Max shudders and Prudence instinctively tightens her arms around his thin shoulders. Even though she doesn't swing his way, isn't attracted to men, she nonetheless loves him. Maybe not in the romantic way he craves, he deserves, but she still loves him wholeheartedly. She supposes she loves in much the same way she imagines Lucy loves him — platonically, as one would love a sibling. Or a cousin. How could she not? It was Max who showed her that it was okay to trust again, who cajoled her out of the closet, who noticed she was in the damn closet in the first place…

"N-nothing makes any f-fuckin' sense anymore. N-not the war, not killing, not this whole f-fuckin' c-country..." Max trails off, interrupting her thoughts, his voice giving way to a harsh cry. He's no longer shivering, only trying not to weep, his words broken up by hiccups. "I j-just want it to go all away. T-to be the way it use-used to be. I just..." Hot tears roll down his face and drips onto her bare shoulder.

"Shhh. Shhh. Shhh," Prudence shushes him gently, not releasing him, swaying back and forth in time to the cadence of her words. "It's gonna be all right. It's gonna be all right. It's gonna be all right," she croons softly, adjusting the blanket higher around his shoulders, tucking it securely around them. "This still makes sense, doesn't it? You and me, Jude and Lucy, Sadie and JoJo, this place, the baby… We still make sense don't we?" She asks him gently.

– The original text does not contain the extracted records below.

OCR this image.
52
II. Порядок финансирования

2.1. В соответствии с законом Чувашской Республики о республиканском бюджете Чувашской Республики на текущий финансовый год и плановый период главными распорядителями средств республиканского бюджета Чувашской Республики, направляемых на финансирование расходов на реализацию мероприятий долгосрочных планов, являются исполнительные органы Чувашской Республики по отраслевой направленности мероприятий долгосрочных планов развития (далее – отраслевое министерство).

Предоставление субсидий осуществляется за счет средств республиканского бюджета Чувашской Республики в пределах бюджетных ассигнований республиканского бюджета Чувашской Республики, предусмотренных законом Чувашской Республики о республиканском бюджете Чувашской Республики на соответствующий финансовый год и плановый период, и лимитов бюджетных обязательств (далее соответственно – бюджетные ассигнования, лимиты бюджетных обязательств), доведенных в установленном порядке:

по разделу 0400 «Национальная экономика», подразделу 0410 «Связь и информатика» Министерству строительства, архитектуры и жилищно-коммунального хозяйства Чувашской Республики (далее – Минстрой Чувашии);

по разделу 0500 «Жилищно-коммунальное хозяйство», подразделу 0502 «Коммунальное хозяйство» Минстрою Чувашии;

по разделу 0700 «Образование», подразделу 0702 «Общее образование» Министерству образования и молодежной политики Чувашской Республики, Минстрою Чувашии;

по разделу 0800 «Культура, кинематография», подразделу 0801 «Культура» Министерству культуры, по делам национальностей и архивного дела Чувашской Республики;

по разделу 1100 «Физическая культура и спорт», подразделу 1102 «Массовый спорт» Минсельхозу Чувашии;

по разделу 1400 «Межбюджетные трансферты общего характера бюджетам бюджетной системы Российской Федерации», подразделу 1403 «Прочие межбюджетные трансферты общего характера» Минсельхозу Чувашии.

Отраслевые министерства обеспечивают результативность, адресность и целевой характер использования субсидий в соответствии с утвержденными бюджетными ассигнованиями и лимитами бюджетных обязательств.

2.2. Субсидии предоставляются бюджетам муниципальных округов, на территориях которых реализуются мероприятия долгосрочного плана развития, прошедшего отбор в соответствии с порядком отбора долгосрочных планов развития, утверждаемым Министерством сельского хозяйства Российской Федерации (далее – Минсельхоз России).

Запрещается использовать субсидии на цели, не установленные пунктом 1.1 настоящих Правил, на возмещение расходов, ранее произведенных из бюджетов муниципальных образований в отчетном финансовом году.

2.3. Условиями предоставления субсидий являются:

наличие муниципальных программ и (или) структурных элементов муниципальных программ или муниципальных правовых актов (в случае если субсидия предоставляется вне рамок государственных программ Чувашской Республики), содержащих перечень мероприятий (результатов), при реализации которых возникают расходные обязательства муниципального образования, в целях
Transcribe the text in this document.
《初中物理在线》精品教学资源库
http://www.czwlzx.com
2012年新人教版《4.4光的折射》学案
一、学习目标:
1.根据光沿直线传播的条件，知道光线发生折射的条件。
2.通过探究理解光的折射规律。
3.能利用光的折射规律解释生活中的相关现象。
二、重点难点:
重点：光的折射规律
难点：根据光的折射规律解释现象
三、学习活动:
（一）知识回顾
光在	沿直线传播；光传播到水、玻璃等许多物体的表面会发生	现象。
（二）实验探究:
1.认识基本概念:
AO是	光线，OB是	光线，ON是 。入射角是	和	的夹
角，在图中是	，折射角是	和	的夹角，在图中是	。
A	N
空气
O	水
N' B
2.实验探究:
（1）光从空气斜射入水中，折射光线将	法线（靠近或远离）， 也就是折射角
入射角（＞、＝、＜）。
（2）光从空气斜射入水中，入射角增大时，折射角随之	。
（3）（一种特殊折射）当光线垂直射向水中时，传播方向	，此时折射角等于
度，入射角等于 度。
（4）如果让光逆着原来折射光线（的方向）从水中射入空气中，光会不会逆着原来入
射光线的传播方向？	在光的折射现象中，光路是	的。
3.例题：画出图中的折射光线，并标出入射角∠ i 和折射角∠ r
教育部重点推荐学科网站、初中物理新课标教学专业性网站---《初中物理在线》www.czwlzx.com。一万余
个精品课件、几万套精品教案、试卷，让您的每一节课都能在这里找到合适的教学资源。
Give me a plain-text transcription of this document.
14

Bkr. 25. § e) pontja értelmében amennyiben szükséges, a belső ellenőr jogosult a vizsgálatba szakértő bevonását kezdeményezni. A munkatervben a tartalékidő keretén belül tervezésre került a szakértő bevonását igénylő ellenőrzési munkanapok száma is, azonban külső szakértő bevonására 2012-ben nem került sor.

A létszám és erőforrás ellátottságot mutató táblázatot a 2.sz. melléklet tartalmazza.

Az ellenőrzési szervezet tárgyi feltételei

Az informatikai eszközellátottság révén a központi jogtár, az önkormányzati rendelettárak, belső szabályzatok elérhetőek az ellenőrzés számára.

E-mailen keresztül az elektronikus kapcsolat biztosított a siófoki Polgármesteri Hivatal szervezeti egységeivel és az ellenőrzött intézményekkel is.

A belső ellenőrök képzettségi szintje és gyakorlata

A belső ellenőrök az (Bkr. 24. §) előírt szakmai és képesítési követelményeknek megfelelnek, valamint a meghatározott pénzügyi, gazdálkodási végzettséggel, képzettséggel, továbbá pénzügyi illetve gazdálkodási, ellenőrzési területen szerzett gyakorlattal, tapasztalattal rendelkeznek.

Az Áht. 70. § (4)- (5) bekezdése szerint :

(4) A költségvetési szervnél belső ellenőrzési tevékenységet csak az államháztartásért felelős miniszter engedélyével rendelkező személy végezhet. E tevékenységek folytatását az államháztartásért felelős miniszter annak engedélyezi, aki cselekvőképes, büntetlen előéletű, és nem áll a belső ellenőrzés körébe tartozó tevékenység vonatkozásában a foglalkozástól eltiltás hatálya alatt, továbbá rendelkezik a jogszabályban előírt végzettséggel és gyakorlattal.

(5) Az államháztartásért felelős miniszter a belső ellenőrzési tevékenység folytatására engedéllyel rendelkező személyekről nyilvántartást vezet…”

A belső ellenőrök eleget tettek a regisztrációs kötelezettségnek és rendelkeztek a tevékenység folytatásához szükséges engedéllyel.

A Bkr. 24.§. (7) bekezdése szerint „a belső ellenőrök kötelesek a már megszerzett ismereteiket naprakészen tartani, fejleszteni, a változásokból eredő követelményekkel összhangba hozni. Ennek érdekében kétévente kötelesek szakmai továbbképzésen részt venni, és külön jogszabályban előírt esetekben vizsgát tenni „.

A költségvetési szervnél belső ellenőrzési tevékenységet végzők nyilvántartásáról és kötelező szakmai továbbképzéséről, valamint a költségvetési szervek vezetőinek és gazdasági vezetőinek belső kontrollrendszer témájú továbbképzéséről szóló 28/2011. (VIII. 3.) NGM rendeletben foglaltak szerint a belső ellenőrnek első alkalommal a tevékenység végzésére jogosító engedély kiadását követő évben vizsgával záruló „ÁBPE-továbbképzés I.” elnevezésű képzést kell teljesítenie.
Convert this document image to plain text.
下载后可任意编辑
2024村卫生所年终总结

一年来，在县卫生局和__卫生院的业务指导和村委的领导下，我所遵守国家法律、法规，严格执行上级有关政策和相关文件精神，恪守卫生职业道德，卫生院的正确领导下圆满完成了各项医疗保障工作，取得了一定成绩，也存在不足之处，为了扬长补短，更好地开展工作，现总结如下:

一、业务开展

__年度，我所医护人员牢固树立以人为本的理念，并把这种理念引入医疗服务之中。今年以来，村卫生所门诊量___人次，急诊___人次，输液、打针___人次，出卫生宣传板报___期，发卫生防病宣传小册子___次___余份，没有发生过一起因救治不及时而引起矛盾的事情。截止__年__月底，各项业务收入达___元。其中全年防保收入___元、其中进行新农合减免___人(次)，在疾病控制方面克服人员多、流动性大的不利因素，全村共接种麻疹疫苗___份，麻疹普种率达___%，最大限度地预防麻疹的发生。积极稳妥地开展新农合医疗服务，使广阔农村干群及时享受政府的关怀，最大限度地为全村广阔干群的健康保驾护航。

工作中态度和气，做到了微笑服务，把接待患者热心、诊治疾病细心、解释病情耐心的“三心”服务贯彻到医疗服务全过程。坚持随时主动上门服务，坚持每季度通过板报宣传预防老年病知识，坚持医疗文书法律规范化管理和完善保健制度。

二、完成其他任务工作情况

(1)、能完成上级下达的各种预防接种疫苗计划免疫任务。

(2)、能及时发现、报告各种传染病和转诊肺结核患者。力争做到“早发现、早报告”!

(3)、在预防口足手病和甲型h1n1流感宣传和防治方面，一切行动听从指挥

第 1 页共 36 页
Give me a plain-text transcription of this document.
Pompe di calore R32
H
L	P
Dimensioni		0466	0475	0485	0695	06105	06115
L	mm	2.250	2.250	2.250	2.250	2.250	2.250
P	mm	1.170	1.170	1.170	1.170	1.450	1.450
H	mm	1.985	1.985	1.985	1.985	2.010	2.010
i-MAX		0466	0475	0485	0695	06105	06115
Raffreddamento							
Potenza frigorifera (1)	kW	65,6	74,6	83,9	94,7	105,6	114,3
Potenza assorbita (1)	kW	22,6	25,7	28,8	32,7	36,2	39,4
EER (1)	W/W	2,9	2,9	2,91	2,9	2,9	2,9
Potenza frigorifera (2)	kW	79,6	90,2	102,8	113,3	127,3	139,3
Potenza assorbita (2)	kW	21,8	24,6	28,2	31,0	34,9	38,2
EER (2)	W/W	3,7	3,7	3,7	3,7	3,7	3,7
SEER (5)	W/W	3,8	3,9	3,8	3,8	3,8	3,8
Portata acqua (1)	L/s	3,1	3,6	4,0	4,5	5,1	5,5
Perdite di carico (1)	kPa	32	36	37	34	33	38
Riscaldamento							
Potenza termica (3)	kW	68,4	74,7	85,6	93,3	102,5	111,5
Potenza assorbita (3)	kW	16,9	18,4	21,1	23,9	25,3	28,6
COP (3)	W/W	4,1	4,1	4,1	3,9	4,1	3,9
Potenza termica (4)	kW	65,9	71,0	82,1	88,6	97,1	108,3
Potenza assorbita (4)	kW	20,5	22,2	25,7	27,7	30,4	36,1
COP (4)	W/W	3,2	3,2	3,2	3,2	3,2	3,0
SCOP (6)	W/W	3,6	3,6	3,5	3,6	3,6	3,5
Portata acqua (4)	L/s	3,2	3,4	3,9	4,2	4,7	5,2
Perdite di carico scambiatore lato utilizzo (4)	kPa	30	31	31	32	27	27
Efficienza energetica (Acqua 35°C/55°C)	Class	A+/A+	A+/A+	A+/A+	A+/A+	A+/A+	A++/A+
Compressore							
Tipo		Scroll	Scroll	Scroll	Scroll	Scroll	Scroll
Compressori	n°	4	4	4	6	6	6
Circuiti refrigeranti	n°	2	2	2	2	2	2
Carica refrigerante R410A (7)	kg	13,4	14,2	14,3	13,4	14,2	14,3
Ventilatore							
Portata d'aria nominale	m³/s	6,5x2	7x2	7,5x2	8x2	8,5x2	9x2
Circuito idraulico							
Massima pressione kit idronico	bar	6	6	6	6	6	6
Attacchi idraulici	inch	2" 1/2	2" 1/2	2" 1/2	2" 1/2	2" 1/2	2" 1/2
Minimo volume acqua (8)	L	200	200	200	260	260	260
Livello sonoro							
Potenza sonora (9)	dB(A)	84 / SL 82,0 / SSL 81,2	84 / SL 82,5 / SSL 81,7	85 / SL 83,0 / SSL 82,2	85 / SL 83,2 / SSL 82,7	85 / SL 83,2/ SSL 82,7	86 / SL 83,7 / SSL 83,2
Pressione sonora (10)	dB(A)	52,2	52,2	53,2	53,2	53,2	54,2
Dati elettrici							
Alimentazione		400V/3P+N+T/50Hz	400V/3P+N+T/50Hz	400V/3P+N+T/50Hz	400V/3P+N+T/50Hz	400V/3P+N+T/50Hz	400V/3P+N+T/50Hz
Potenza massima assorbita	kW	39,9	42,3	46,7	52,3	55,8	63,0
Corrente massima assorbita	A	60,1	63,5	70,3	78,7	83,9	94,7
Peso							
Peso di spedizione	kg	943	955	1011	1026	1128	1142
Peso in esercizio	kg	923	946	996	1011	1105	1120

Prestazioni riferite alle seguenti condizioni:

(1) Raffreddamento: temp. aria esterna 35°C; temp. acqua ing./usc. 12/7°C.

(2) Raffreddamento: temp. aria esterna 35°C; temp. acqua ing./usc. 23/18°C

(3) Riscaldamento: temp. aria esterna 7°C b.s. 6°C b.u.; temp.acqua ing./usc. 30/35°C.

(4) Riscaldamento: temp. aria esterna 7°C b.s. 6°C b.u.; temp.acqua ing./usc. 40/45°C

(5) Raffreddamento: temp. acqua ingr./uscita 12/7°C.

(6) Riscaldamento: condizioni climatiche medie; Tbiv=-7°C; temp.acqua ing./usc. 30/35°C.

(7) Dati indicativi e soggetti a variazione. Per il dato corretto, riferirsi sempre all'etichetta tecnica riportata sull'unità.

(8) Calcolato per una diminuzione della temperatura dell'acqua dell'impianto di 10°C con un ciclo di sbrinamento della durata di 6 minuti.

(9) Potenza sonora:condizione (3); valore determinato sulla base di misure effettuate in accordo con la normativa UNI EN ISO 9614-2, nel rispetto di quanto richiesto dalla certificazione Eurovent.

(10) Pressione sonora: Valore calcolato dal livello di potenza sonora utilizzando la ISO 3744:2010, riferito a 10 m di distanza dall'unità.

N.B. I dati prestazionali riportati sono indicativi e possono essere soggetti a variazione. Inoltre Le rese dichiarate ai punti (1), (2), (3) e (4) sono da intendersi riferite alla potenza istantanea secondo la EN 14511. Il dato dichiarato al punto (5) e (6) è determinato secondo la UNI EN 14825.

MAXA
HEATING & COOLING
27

Max blinks up at her with confused, shadowed blue eyes. "Y-yeah."

"Then it's all okay. It's still good. Lots of times, I think this is the only thing that makes sense anymore. And, really, it's the only thing that needs to make any sense: Friends, Family. Love. The rest of it can just go to hell." Prudence presses her hand against his temple, guides his head back onto her shoulder, adjusts her hold, and resumes stroking his hair. Outside, the snow still falls.